Yang seharusnya bila ada transaksi mencurigakan atau terjadi TPPU dan money laundry harus jelas dan tegas tentang predikat asal siapa yang melakukan korup atau telah dibuktikan dari hasil penyelidikan dari PPATK dan lembaga hukum terkait sehingga pembuktian dari siapa oknum yang terkait dengan transaksi mencurigakan dapat diungkap secara jelas dan terang.
TPPU ini harus diberantas, karena akibatnya lebih berbahaya dari tindak pidana korupsi.
Bahkan, sangat tidak disukai oleh dunia. Karena menyangkut dana yang sangat luar biasa. Yang terlibat adalah orang yang sangat lihai. Paling paham mengenai seluk beluk dan selik melik keuangan. Sangat pintar untuk menutupi kejahatannya
Mahfud MD, selaku Ketua Komite Koordinasi Nasional Pencegahan dan Pemberantasan Tindak Pidana Pencucian Uang (Komite TPPU) dalam Rapat Dengar Pendapat (RDP) dengan Komisi III DPR RI membeberkan bahwa data yang dipaparkan oleh Sri Mulyani (SMI) Menkeu sebelumnya, jauh dari fakta.
Menurutnya, ada sejumlah data yang tidak dilaporkan ke Sri Mulyani dari bawahannya. Pengakuan SMI bahwa keterlibatan bawahannya di Kemenkeu hanya Rp 3 triliun, fakta sebenarnya menurut data PPATK dan intelijen malah sangat besar.
Hal tersebut menjadi perdebatan antara Menkopolhukan dengan Komisi III DPR terutama antara Menko dan anggota Komisi III Arteria Dahlan yang begitu tidak beretikanya sebagai wakil rakyat dalam perdebatan, yang semestinya sebagai wakil rakyat dapat berlaku santun dalam menyelesaikan satu permasalahan di depan publik.

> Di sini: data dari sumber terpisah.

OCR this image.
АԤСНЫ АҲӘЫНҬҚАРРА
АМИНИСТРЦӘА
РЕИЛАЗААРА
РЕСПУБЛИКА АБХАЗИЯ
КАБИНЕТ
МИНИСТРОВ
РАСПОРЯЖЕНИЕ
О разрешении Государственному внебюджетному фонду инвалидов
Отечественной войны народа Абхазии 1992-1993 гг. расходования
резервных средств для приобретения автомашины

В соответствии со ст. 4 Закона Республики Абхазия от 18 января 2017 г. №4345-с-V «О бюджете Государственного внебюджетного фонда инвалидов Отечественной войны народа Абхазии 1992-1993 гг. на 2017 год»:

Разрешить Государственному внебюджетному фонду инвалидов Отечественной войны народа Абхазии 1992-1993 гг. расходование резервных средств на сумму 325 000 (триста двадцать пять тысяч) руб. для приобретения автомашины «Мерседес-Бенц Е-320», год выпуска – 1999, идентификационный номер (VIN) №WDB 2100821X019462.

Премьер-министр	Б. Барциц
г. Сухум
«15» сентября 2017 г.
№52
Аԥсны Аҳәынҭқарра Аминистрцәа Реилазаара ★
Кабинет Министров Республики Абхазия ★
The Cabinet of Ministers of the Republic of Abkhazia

Tetapi ternyata kualitas beberapa anggota komisi III tidak sedikitpun memberi cermin yang baik terhadap masyarakat yang diwakilinya.
Seharusnya komisi III yang membidani hukum mendukung pernyataan Prof Mahfud tentang transaksi mencurigakan atas data laporan PPATK dan intelejen mendukung untuk melakukan penyelidikan bersama lembaga hukum terkait baik dari kepolisian, kejaksaan dan KPK agar dapat diketahui siapa para oknum yang terkait transaksi mencurigakan sebesar 349 triliun tersebut, bukan menimbulkan kegaduhan di publik sehingga tidak memberi contoh baik di tatanan rakyat yang diwakilinya.
Bila semua lembaga terkait bersatu melakukan penyelidikan atas data yang mencurigakan seperti yang disampaikan oleh Menkopolhukam tentunya akan lebih baik, bahkan kemungkinan bisa saja bukan hanya di bea dan cukai serta pajak saja, tetapi tidak tertutup kemungkinan di lembaga lain.
Komisi III seharusnya sebagai lembaga rakyat yang membidani hukum dapat menjadi penerang bukan menjadi lembaga yang membuat kegaduhan seperti yang terjadi saat ini.